On the Selmer groups of abelian varieties over function fields of characteristic p>0

TL;DR

This paper explores a geometric analogue of Iwasawa theory for abelian varieties over function fields of characteristic p, extending classical number field results and proposing new conjectures.

Contribution

It develops a p-adic geometric analogue of Iwasawa theory for abelian varieties over function fields, including new phenomena and conjectures.

Findings

Proved analogues of key Iwasawa theory results in the function field setting

Identified new phenomena not present in number field cases

Proposed a conjecture analogous to the main conjecture in number field Iwasawa theory

Abstract

In this paper, we study a (p-adic) geometric analogue for abelian varieties over a function field of characteristic p of the cyclotomic Iwasawa theory and the non-commutative Iwasawa theory for abelian varieties over a number field initiated by Mazur and Coates respectively.

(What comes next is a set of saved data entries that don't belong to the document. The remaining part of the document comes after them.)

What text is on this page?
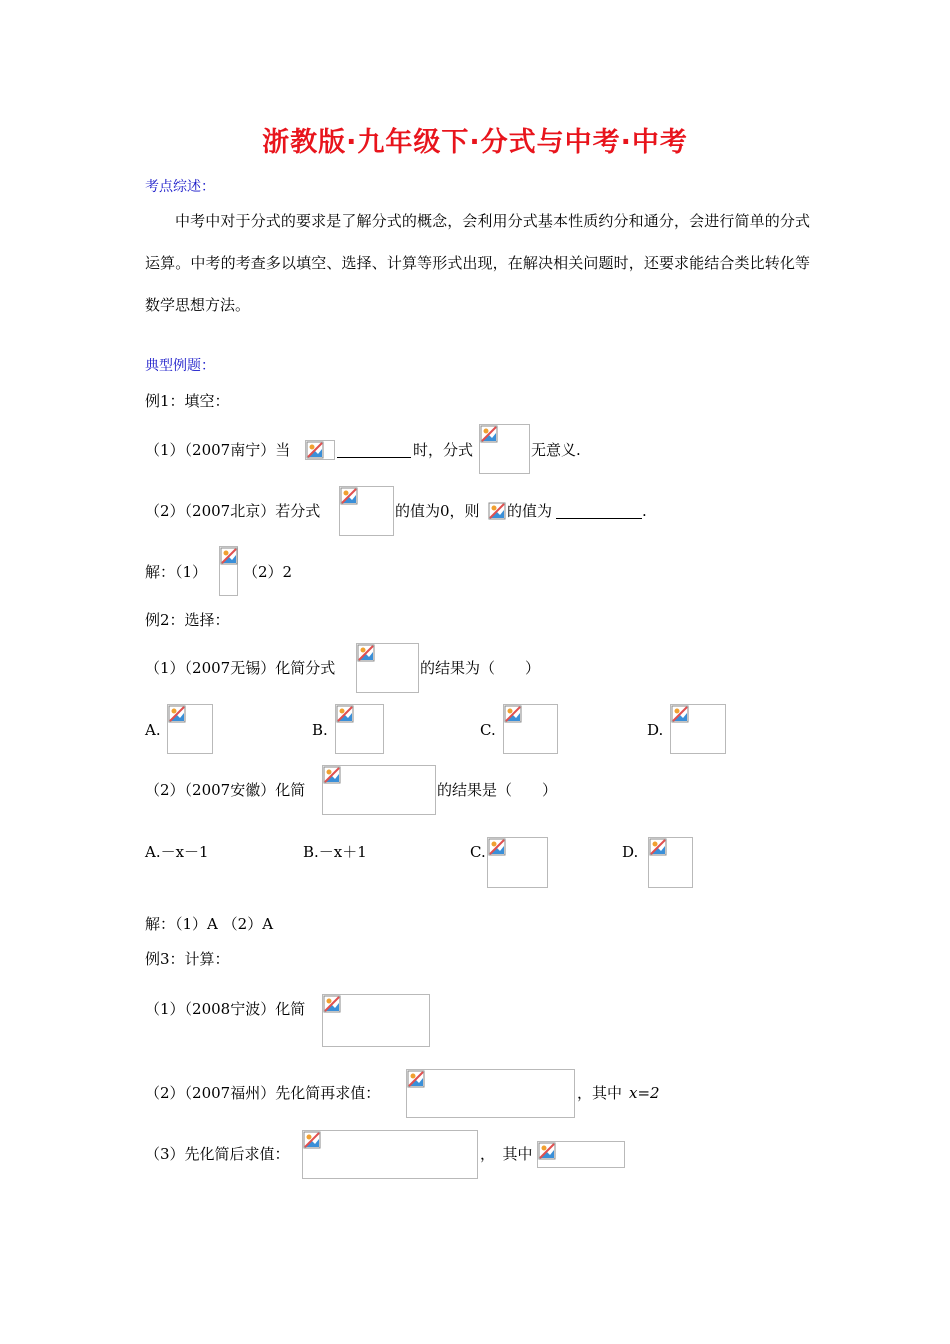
浙教版·九年级下·分式与中考·中考
考点综述：
中考中对于分式的要求是了解分式的概念，会利用分式基本性质约分和通分，会进行简单的分式运算。中考的考查多以填空、选择、计算等形式出现，在解决相关问题时，还要求能结合类比转化等数学思想方法。
典型例题：
例1：填空：
（1）（2007南宁）当	时，分式	无意义.
（2）（2007北京）若分式	的值为0，则 的值为	.
解：（1） （2）2
例2：选择：
（1）（2007无锡）化简分式	的结果为（　　）
A.	B.	C.	D.
（2）（2007安徽）化简	的结果是（　　）
A.－x－1	B.－x＋1	C.	D.
解：（1）A （2）A
例3：计算：
（1）（2008宁波）化简
（2）（2007福州）先化简再求值：	，其中 x=2
（3）先化简后求值：	，　其中
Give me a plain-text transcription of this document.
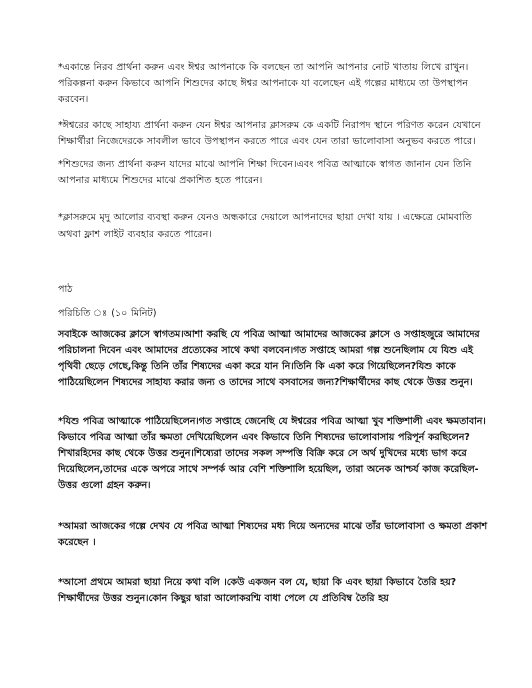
*একান্তে নিরব প্রার্থনা করুন এবং ঈশ্বর আপনাকে কি বলছেন তা আপনি আপনার নোট খাতায় লিখে রাখুন। পরিকল্পনা করুন কিভাবে আপনি শিশুদের কাছে ঈশ্বর আপনাকে যা বলেছেন এই গল্পের মাধ্যমে তা উপস্থাপন করবেন।

*ঈশ্বরের কাছে সাহায্য প্রার্থনা করুন যেন ঈশ্বর আপনার ক্লাসরুম কে একটি নিরাপদ স্থানে পরিণত করেন যেখানে শিক্ষার্থীরা নিজেদেরকে সাবলীল ভাবে উপস্থাপন করতে পারে এবং যেন তারা ভালোবাসা অনুভব করতে পারে।

*শিশুদের জন্য প্রার্থনা করুন যাদের মাঝে আপনি শিক্ষা দিবেন।এবং পবিত্র আত্মাকে স্বাগত জানান যেন তিনি আপনার মাধ্যমে শিশুদের মাঝে প্রকাশিত হতে পারেন।

*ক্লাসরুমে মৃদু আলোর ব্যবস্থা করুন যেনও অন্ধকারে দেয়ালে আপনাদের ছায়া দেখা যায় । এক্ষেত্রে মোমবাতি অথবা ফ্লাশ লাইট ব্যবহার করতে পারেন।

পাঠ

পরিচিতি ঃ (১০ মিনিট)

সবাইকে আজকের ক্লাসে স্বাগতম।আশা করছি যে পবিত্র আত্মা আমাদের আজকের ক্লাসে ও সপ্তাহজুরে আমাদের পরিচালনা দিবেন এবং আমাদের প্রত্যেকের সাথে কথা বলবেন।গত সপ্তাহে আমরা গল্প শুনেছিলাম যে যিশু এই পৃথিবী ছেড়ে গেছে,কিন্তু তিনি তাঁর শিষ্যদের একা করে যান নি।তিনি কি একা করে গিয়েছিলেন?যিশু কাকে পাঠিয়েছিলেন শিষ্যদের সাহায্য করার জন্য ও তাদের সাথে বসবাসের জন্য?শিক্ষার্থীদের কাছ থেকে উত্তর শুনুন।

*যিশু পবিত্র আত্মাকে পাঠিয়েছিলেন।গত সপ্তাহে জেনেছি যে ঈশ্বরের পবিত্র আত্মা খুব শক্তিশালী এবং ক্ষমতাবান।কিভাবে পবিত্র আত্মা তাঁর ক্ষমতা দেখিয়েছিলেন এবং কিভাবে তিনি শিষ্যদের ভালোবাসায় পরিপূর্ন করছিলেন? শিখারহিদের কাছ থেকে উত্তর শুনুন।শিষ্যেরা তাদের সকল সম্পত্তি বিক্রি করে সে অর্থ দুখিদের মধ্যে ভাগ করে দিয়েছিলেন,তাদের একে অপরে সাথে সম্পর্ক আর বেশি শক্তিশালি হয়েছিল, তারা অনেক আশ্চর্য কাজ করেছিল-উত্তর গুলো গ্রহন করুন।

*আমরা আজকের গল্পে দেখব যে পবিত্র আত্মা শিষ্যদের মধ্য দিয়ে অন্যদের মাঝে তাঁর ভালোবাসা ও ক্ষমতা প্রকাশ করেছেন ।

*আসো প্রথমে আমরা ছায়া নিয়ে কথা বলি ।কেউ একজন বল যে, ছায়া কি এবং ছায়া কিভাবে তৈরি হয়?শিক্ষার্থীদের উত্তর শুনুন।কোন কিছুর দ্বারা আলোকরশ্মি বাধা পেলে যে প্রতিবিম্ব তৈরি হয়
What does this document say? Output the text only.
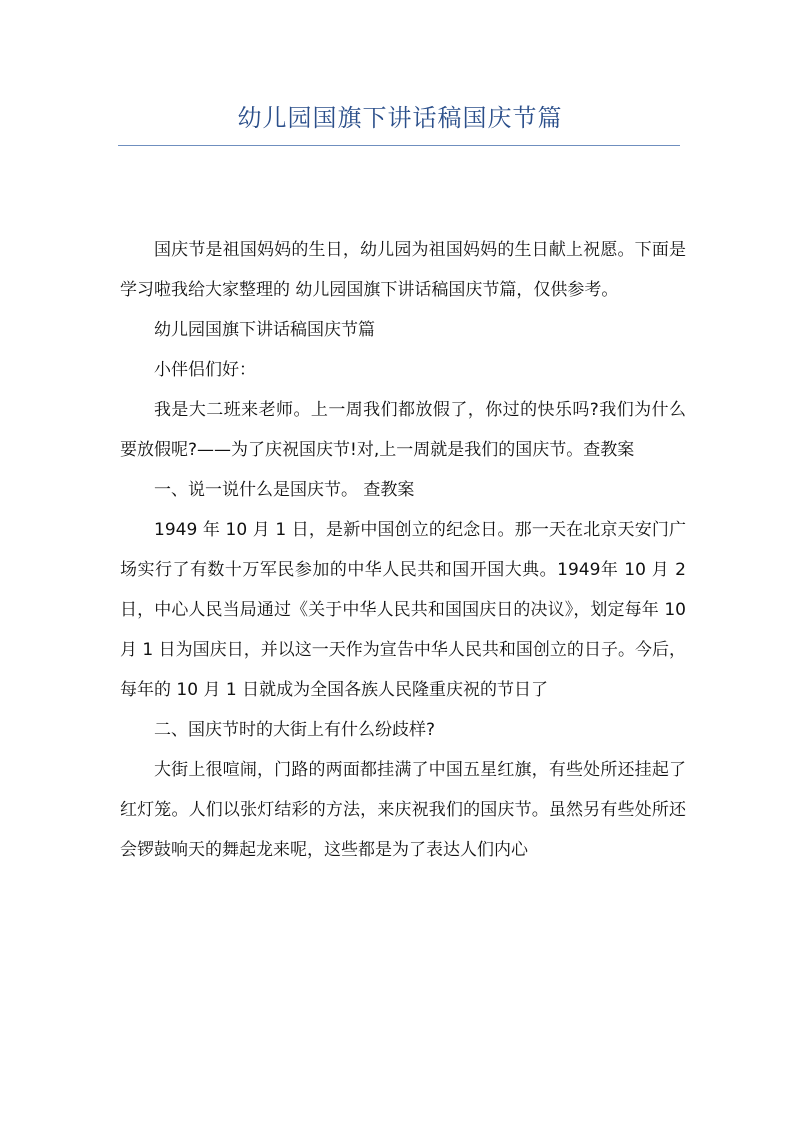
幼儿园国旗下讲话稿国庆节篇

国庆节是祖国妈妈的生日，幼儿园为祖国妈妈的生日献上祝愿。下面是学习啦我给大家整理的 幼儿园国旗下讲话稿国庆节篇，仅供参考。

幼儿园国旗下讲话稿国庆节篇

小伴侣们好：

我是大二班来老师。上一周我们都放假了，你过的快乐吗?我们为什么要放假呢?——为了庆祝国庆节!对,上一周就是我们的国庆节。查教案

一、说一说什么是国庆节。 查教案

1949 年 10 月 1 日，是新中国创立的纪念日。那一天在北京天安门广场实行了有数十万军民参加的中华人民共和国开国大典。1949年 10 月 2 日，中心人民当局通过《关于中华人民共和国国庆日的决议》，划定每年 10 月 1 日为国庆日，并以这一天作为宣告中华人民共和国创立的日子。今后，每年的 10 月 1 日就成为全国各族人民隆重庆祝的节日了

二、国庆节时的大街上有什么纷歧样?

大街上很喧闹，门路的两面都挂满了中国五星红旗，有些处所还挂起了红灯笼。人们以张灯结彩的方法，来庆祝我们的国庆节。虽然另有些处所还会锣鼓响天的舞起龙来呢，这些都是为了表达人们内心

We will prove some analogue of the principal results obtained in the case over a number field and we study new phenomena which did not happen in the case of number field case. We propose also a conjecture which might be considered as a counterpart of the principal conjecture in the case over a number field. \par This is a preprint which is distributed since 2005 which is still in the process of submision. Following a recent modification of some technical mistakes in the previous version of the paper as well as an amelioration of the presentation of the paper, we decide wider distribution via the archive.